Dengan menggandeng Institut Teknologi Bandung (ITB) Bappeda mulai menyusun masterplan pemanfaatan tailing. Dalam penyusunan masterplan, Bappeda juga melibatkan lembaga masyarakat adat dalam hal ini Lemasa dan Lemasko serta tokoh adat yang diundang dalam kegiatan seminar pendahuluan yang digelar Jumat (18/11/2022) di Hotel Horison Ultima Timika.
Pj Sekda Mimika, Dr Petrus Yumte, SH MSi yang hadir membuka kegiatan mengungkapkan total produksi PTFI sebesar 160.000 ton per hari maka total suspended solids yang dihasilkan sebesar 15.000-17.000 mg/L. Itu masih di bawah produksi normal yaitu sebesar 200.000 ton per hari sehingga TSS diperkirakan mencapai 17.000-18.000 mg/L. sehingga diperlukan upaya terintegrasi dalam menangani permasalahan limbah tailing yang dihasilkan PTFI dalam rangka membangun keseimbangan antara pemanfaatan dan upaya pelestarian sumber daya dan lingkungan.
Dari hasil kajian diungkapkan Pj Sekda, tailing memberi peluang besar pengembangan produk yang bisa memberikan nilai ekonomi bagi daerah. Selain itu munculnya berbagai penawaran baik dari perusahaan dalam dan luar negeri dalam memanfaatkan tailing memberi konsekuensi pada perlunya regulasi pemanfaatan tailing.
Produk yang bisa dihasilkan dengan bahan tailing dan bisa memberi nilai finansial seperti paving blok dan mortar. Serta adanya peluang lain yang bahkan berskala industry bisa dikembangkan di Mimika namun perlu adanya sebuah masterplan.

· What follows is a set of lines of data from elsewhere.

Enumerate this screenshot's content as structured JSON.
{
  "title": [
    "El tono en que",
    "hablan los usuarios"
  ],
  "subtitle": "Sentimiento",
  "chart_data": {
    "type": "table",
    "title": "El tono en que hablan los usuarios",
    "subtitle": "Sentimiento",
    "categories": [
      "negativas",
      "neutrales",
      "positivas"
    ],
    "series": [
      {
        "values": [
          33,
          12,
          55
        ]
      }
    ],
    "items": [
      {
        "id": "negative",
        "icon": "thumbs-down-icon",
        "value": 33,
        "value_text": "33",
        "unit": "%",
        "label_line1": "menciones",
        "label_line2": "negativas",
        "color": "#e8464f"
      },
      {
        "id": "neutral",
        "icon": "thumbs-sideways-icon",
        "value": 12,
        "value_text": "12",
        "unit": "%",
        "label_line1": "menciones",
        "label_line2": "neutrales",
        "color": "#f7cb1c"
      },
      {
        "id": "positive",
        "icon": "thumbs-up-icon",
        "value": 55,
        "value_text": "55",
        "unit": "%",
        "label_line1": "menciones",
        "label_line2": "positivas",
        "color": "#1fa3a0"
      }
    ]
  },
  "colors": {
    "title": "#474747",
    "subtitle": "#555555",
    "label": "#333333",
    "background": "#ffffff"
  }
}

Kepala Bappeda Mimika, Ir Yohana Paliling, MSi mengatakan, dulu, tailing sudah dimanfaatkan sebagai material pembuatan jalan. Tapi Tahun 2015 ada aturan Kementerian Lingkungan Hidup yang tidak mengizinkan penggunaan karena dianggap sebagai limbah B3.
“Sekarang, tailing bukan lagi dikategorikan sebagai limbah B3 tetapi dianggap limbah karena volumenya yang sangat besar. Itu yang membuat kita diizinkan untuk memanfaatkan dan mengelola. Peluang itu yang kita ambil, kita diskusi dengan PTFI dan mereka fasilitasi kita untuk menindaklanjuti masterplan,” ungkap Yohana Paliling.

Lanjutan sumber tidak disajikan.